On Wednesday, Democrats in Congress introduced a bill that would bring back the 2015 net neutrality rules that the Federal Communications Commission threw out in 2017. The rules prevented internet service providers from discriminating against certain types of online content. Lots of people think that legislation is the only way to settle the question of net neutrality long-term. That's because, right now, the FCC is in charge of either regulating internet service or deciding not to regulate it. And whether the FCC wants to regulate the internet depends almost entirely on which political party is in charge. But this new legislation doesn't really fix any of that. Host Molly Wood talked with Tom Merritt, host of the Daily Tech News Show podcast. He says this comes down to how internet service is legally defined. The following is an edited transcript of their conversation.
Molly Wood: For people who have forgotten what things were like under the Obama administration, under Tom Wheeler's rules issued in 2015, what would this put back?
Tom Merritt: It would continue the ping-pong game of whether the internet is classified as a common carrier or not, whether it's an informational service or a telecommunications service. Right now, it's an informational service again. Before that, under Tom Wheeler, it was considered a telecommunications service. Before that, it was an information service. Way back before that, in the early 2000s and late '90s, it was a telecommunications service. It would continue that instability, but by putting back that common carrier classification, it would mean that the government would have oversight over certain behaviors on the network that are generally considered net neutrality.
Wood: Do you think we can expect to see something else? Do you think that this is the end of Congress's action on net neutrality?
Merritt: No, I think this will probably end up being a political football. I don't think this is going to pass. I don't think it's going to change anything. Even if it did pass, there would still be attempts to roll it back again, if the Republicans can figure out how to do that.
Wood: There's an argument to be made that this is the minimum Democrats could do on net neutrality.
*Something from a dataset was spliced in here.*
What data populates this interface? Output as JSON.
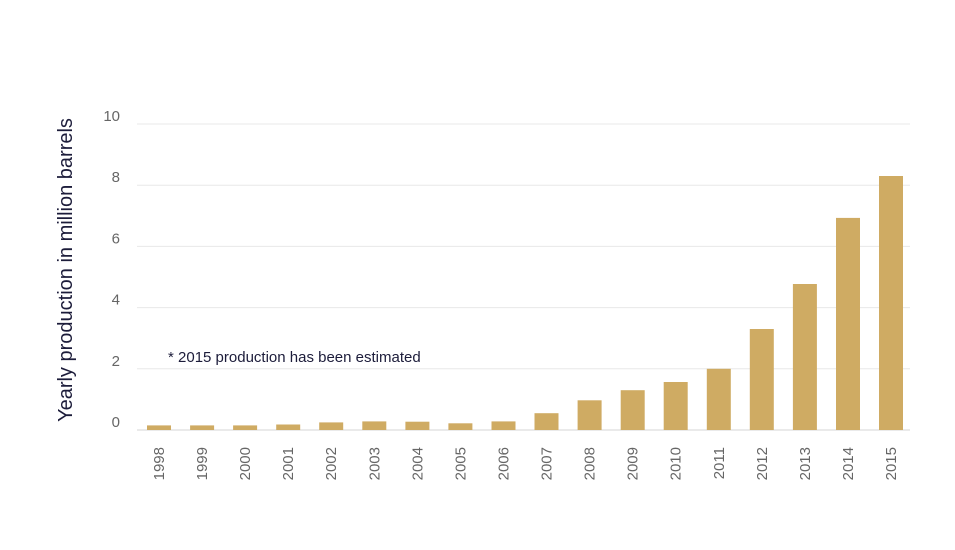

It's a good PR move for proponents, but when it comes to a lasting solution, it's slightly weak.
Merritt: Yeah, it's the minimum they can do, to just say, "We're going to Ctrl+Z on what the Republican administration did and go right back." They're not typing out anything new. They're not adding any new legislation. They're just trying to undo.
Wood: If you had to speculate, why do you think we're not seeing something more formative? Isn't this an opportunity to actually write legislation, instead of just undoing this? There are plenty of ideas out there for how it could look.
Merritt: Writing legislation is still ongoing. There are some Republican and Democratic congressional representatives and senators who are working on plans out there. But this is easier to bring to a vote, especially because it was done once before. This is something they can say they did without having to go through the gargantuan effort that it would take to craft brand new legislation into being.
Related links: more insight from Molly Wood
Gizmodo has a good piece on how, if the Democratic legislation came to a vote, if it passed and if President Trump signed it, the legislation as written would prevent the FCC from overturning the rules again.
It would also answer a question that has, in previous administrations, let the FCC sidestep the question of whether it has to deal with net neutrality or not. It would specifically give the FCC the authority to not only regulate internet service but to enforce regulation with fines and penalties. The current chairman Ajit Pai, who led the charge to overturn the 2015 rules and who thinks they stifle innovation and ruin everything for the telecom industry, would probably not be super excited by that outcome. In fact, his office issued a strong statement on Wednesday saying it would be a mistake to return to this “heavy handed regulation from the 1930s.”
Back in 2017, Pai told Marketplace Tech he thought Congress probably should take a role in laying down some long-term rules. But, clearly, putting him back in charge of rules he dumped immediately after taking over the FCC was not what Pai had in mind.